I’m done. I read the last book. Mr. Riordan has certainly written a rousing tale. In The Last Olympian, the epic battle that’s been building between Kronos, Lord of the Titans, and the Olympian gods comes about at last, and Percy, of course, features prominently. Finally, we learn the Great Prophecy in its entirety, and after lots of loops and twists, the series ends as we know it must, but not at all as we expect. Frankly, it’s exhausting. The battle lasts over 200 pages.
I have the same likes and dislikes to mention; if you’ve read my other reviews, you’ve seen them before. I LOVE Riordan’s style, his wit and sarcasm and understatement. He always says the last thing I’d expect, and it makes me smile every time. Again, a list of my favorite quotes:
“My arm and leg wounds had healed…but I still felt like I’d been trampled by a Laistrygonian soccer team in cleats.”
“I’m sure the carpeted halls had once been very plush, but over the last three years of monster occupation the wallpaper, carpet and stateroom doors had been clawed up and slimed so it looked like the inside of a dragon’s throat (and yes, unfortunately, I speak from experience).”
“I couldn’t imagine how much Draino we’d need to unstick a hellhound wedged halfway down a tunnel to the Underworld.”

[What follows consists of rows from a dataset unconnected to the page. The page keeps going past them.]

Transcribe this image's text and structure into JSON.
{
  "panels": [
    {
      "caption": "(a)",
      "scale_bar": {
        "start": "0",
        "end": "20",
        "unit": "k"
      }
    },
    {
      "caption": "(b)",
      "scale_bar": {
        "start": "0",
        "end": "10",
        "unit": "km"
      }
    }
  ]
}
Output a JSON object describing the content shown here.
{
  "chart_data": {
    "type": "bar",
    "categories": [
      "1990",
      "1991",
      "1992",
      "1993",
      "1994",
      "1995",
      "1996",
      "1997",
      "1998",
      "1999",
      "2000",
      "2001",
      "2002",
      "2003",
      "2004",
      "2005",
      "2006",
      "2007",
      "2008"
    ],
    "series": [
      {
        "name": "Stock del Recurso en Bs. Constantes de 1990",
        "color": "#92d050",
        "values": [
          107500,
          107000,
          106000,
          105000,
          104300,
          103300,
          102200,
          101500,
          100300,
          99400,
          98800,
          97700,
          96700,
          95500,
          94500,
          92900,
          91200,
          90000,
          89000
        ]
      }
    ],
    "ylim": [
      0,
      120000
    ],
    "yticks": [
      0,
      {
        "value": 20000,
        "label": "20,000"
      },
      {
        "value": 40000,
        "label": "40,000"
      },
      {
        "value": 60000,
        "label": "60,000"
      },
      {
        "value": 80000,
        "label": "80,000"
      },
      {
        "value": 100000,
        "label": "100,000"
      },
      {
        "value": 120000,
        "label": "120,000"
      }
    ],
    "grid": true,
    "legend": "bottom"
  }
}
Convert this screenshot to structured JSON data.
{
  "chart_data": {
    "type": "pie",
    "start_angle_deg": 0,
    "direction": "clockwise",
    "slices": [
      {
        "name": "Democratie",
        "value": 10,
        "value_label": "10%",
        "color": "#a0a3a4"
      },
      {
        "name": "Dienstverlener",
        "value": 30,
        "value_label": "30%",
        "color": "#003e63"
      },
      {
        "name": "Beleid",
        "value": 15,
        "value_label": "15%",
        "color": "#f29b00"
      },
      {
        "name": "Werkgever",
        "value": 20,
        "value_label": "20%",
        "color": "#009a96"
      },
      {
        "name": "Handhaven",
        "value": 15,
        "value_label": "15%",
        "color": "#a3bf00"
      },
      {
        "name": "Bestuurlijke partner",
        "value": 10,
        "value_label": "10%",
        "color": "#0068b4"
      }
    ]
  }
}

“I love New York. You can pop out of the Underworld in Central Park, hail a taxi, head down Fifth Avenue with a giant hellhound loping along behind you, and nobody even looks at you funny.”
Add to this humor root beer-guzzling centaurs, shadow travel, a monster prison break under Mount St. Helens, and Mr. D. who still can’t get Percy’s name right, and you have a real kid-pleaser on your hands. And as always, I was tickled by the funny chapter titles, but none more so than Chapter Eighteen, “My Parents Go Commando.” Because, you see, in my warped family, my brothers would sometimes “Go Commando,” meaning they were a little freer under their shorts than they should be when Mom got behind on the laundry. That’s not at all what happens in this chapter, but I chuckled anyway.
And once again, I cringed at the unapologetic immorality and infidelity of the Greek gods. I mean, they all have so many illegitimate children scattered all over the world that Camp Half-blood had to build another half dozen cabins to house them all. Yes, this is consistent with ancient Greek literature, but is it appropriate in children’s literature? It would seem that sports heroes, movie stars and ex-presidents provide enough poor role models in this area that we needn’t create imaginary ones.
Percy Jackson is meant for a middle school audience. Overall, it is fun, funny fiction. There are some dark themes, but with a bit of guidance, I would let my middle schooler read it. I recommend age 12+.